Re: [PATCH 4/8] x86/traps: Demand-populate PASID MSR via #GP

From: Luck, Tony
Date: Tue Sep 28 2021 - 16:28:29 EST


On Tue, Sep 28, 2021 at 12:19:22PM -0700, Dave Hansen wrote:
> On 9/28/21 11:50 AM, Luck, Tony wrote:
> > On Mon, Sep 27, 2021 at 04:51:25PM -0700, Dave Hansen wrote:
> ...
> >> 1. Hide whether we need to write to real registers
> >> 2. Hide whether we need to update the in-memory image
> >> 3. Hide other FPU infrastructure like the TIF flag.
> >> 4. Make the users deal with a *whole* state in the replace API
> >
> > Is that difference just whether you need to save the
> > state from registers to memory (for the "update" case)
> > or not (for the "replace" case ... where you can ignore
> > the current register, overwrite the whole per-feature
> > xsave area and mark it to be restored to registers).
> >
> > If so, just a "bool full" argument might do the trick?
>
> I want to be able to hide the complexity of where the old state comes
> from. It might be in registers or it might be in memory or it might be
> *neither*. It's possible we're running with stale register state and a
> current->...->xsave buffer that has XFEATURES&XFEATURE_FOO 0.
>
> In that case, the "old" copy might be memcpy'd out of the init_task.
> Or, for pkeys, we might build it ourselves with init_pkru_val.

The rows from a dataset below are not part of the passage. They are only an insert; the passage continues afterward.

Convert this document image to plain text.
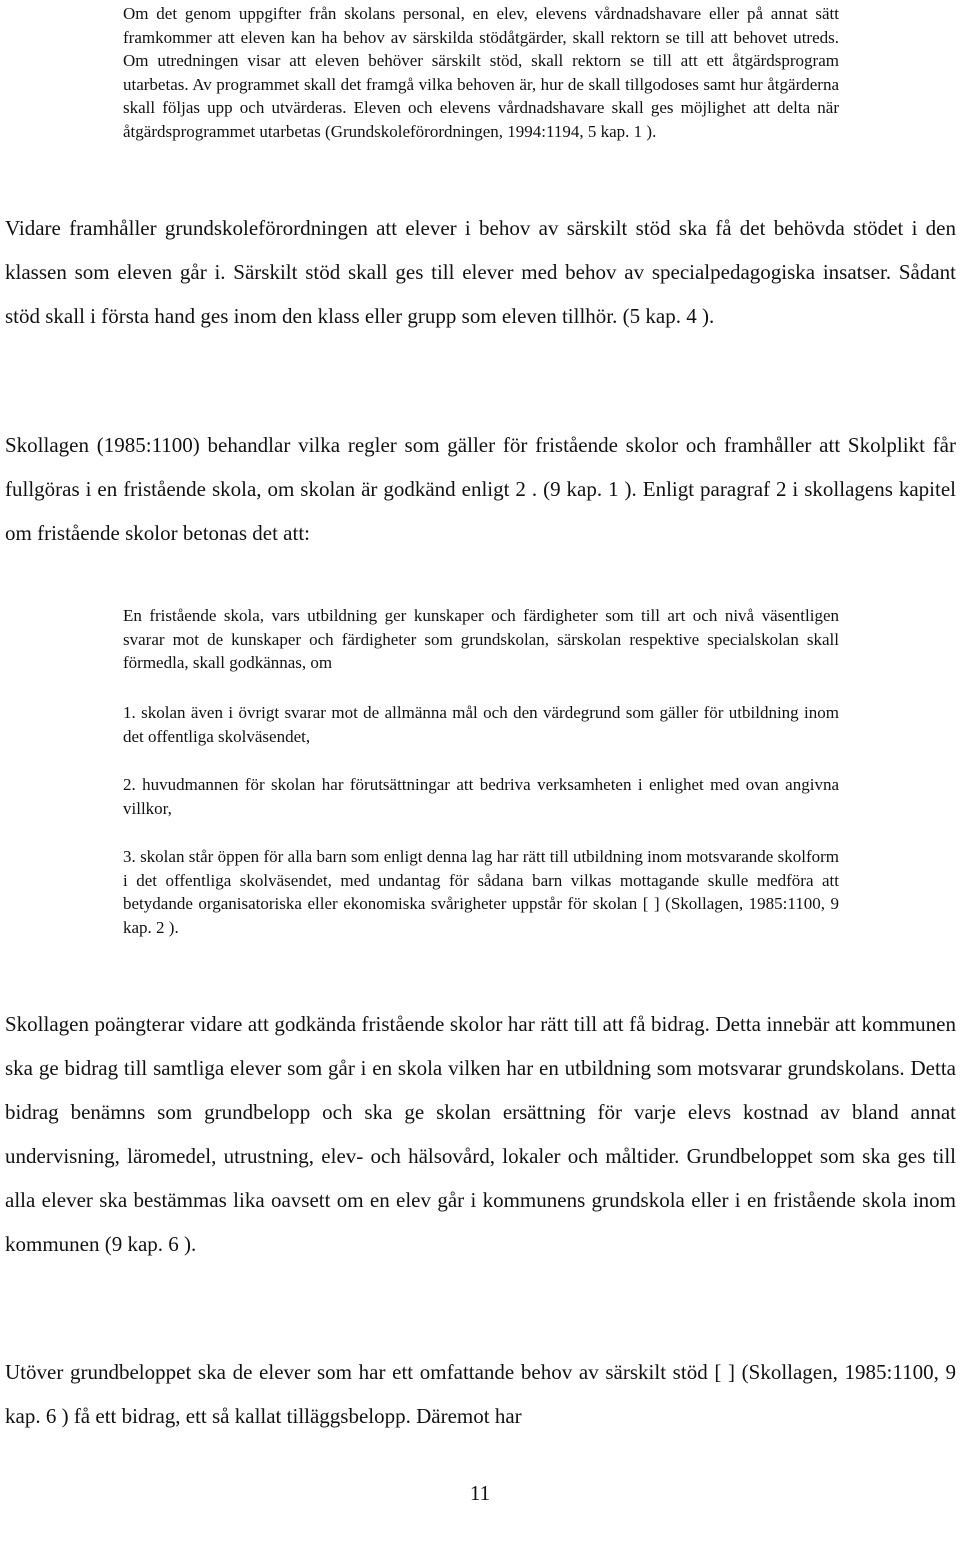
Om det genom uppgifter från skolans personal, en elev, elevens vårdnadshavare eller på annat sätt framkommer att eleven kan ha behov av särskilda stödåtgärder, skall rektorn se till att behovet utreds. Om utredningen visar att eleven behöver särskilt stöd, skall rektorn se till att ett åtgärdsprogram utarbetas. Av programmet skall det framgå vilka behoven är, hur de skall tillgodoses samt hur åtgärderna skall följas upp och utvärderas. Eleven och elevens vårdnadshavare skall ges möjlighet att delta när åtgärdsprogrammet utarbetas (Grundskoleförordningen, 1994:1194, 5 kap. 1 ).

Vidare framhåller grundskoleförordningen att elever i behov av särskilt stöd ska få det behövda stödet i den klassen som eleven går i. Särskilt stöd skall ges till elever med behov av specialpedagogiska insatser. Sådant stöd skall i första hand ges inom den klass eller grupp som eleven tillhör. (5 kap. 4 ).

Skollagen (1985:1100) behandlar vilka regler som gäller för fristående skolor och framhåller att Skolplikt får fullgöras i en fristående skola, om skolan är godkänd enligt 2 . (9 kap. 1 ). Enligt paragraf 2 i skollagens kapitel om fristående skolor betonas det att:

En fristående skola, vars utbildning ger kunskaper och färdigheter som till art och nivå väsentligen svarar mot de kunskaper och färdigheter som grundskolan, särskolan respektive specialskolan skall förmedla, skall godkännas, om

1. skolan även i övrigt svarar mot de allmänna mål och den värdegrund som gäller för utbildning inom det offentliga skolväsendet,

2. huvudmannen för skolan har förutsättningar att bedriva verksamheten i enlighet med ovan angivna villkor,

3. skolan står öppen för alla barn som enligt denna lag har rätt till utbildning inom motsvarande skolform i det offentliga skolväsendet, med undantag för sådana barn vilkas mottagande skulle medföra att betydande organisatoriska eller ekonomiska svårigheter uppstår för skolan [ ] (Skollagen, 1985:1100, 9 kap. 2 ).

Skollagen poängterar vidare att godkända fristående skolor har rätt till att få bidrag. Detta innebär att kommunen ska ge bidrag till samtliga elever som går i en skola vilken har en utbildning som motsvarar grundskolans. Detta bidrag benämns som grundbelopp och ska ge skolan ersättning för varje elevs kostnad av bland annat undervisning, läromedel, utrustning, elev- och hälsovård, lokaler och måltider. Grundbeloppet som ska ges till alla elever ska bestämmas lika oavsett om en elev går i kommunens grundskola eller i en fristående skola inom kommunen (9 kap. 6 ).

Utöver grundbeloppet ska de elever som har ett omfattande behov av särskilt stöd [ ] (Skollagen, 1985:1100, 9 kap. 6 ) få ett bidrag, ett så kallat tilläggsbelopp. Däremot har

11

So should there be an error case if there isn't an "old" state, and
the user calls:

p = begin_update_one_xsave_feature(XFEATURE_something, false);

Maybe instead of an error, just fill it in with the init state for the feature?

> > Also - you have a "tsk" argument in your pseudo code. Is
> > this needed? Are there places where we need to perform
> > these operations on something other than "current"?
>
> Two cases come to mind:
> 1. Fork/clone where we are doing things to our child's XSAVE buffer
> 2. ptrace() where we are poking into another task's state
>
> ptrace() goes for the *whole* buffer now. I'm not sure it would need
> this per-feature API. I just call it out as something that we might
> need in the future.

Ok - those seem ok ... it is up to the caller to make sure that the
target task is in some "not running, and can't suddenly start running"
state before calling these functions.

>
> > pseudo-code:
> >
> > void *begin_update_one_xsave_feature(enum xfeature xfeature, bool full)
> > {
> > void *addr;
> >
> > BUG_ON(!(xsave->header.xcomp_bv & xfeature));
> >
> > addr = __raw_xsave_addr(xsave, xfeature);
> >
> > fpregs_lock();
> >
> > if (full)
> > return addr;
>
> If the feature is marked as in the init state in the buffer
> (XSTATE_BV[feature]==0), this addr *could* contain total garbage. So,
> we'd want to make sure that the memory contents have the init state
> written before handing them back to the caller. That's not strictly
> required if the user is writing the whole thing, but it's the nice thing
> to do.

Nice guys waste CPU cycles writing to memory that is just going to get
written again.

>
> > if (xfeature registers are "live")
> > xsaves(xstate, 1 << xfeature);
>
> One little note: I don't think we would necessarily need to do an XSAVES
> here. For PKRU, for instance, we could just do a rdpkru.

Like this?

if (tsk == current) {
switch (xfeature) {
case XFEATURE_PKRU:
*(u32 *)addr = rdpkru();
break;
case XFEATURE_PASID:
rdmsrl(MSR_IA32_PASID, msr);
*(u64 *)addr = msr;
break;
... any other "easy" states ...
default:
xsaves(xstate, 1 << xfeature);
break;
}
}

>
> > return addr;
> > }
> >
> > void finish_update_one_xsave_feature(enum xfeature xfeature)
> > {
> > mark feature modified
>
> I think we'd want to do this at the "begin" time. Also, do you mean we
> should set XSTATE_BV[feature]?

Begin? End? It's all inside fpregs_lock(). But whatever seems best.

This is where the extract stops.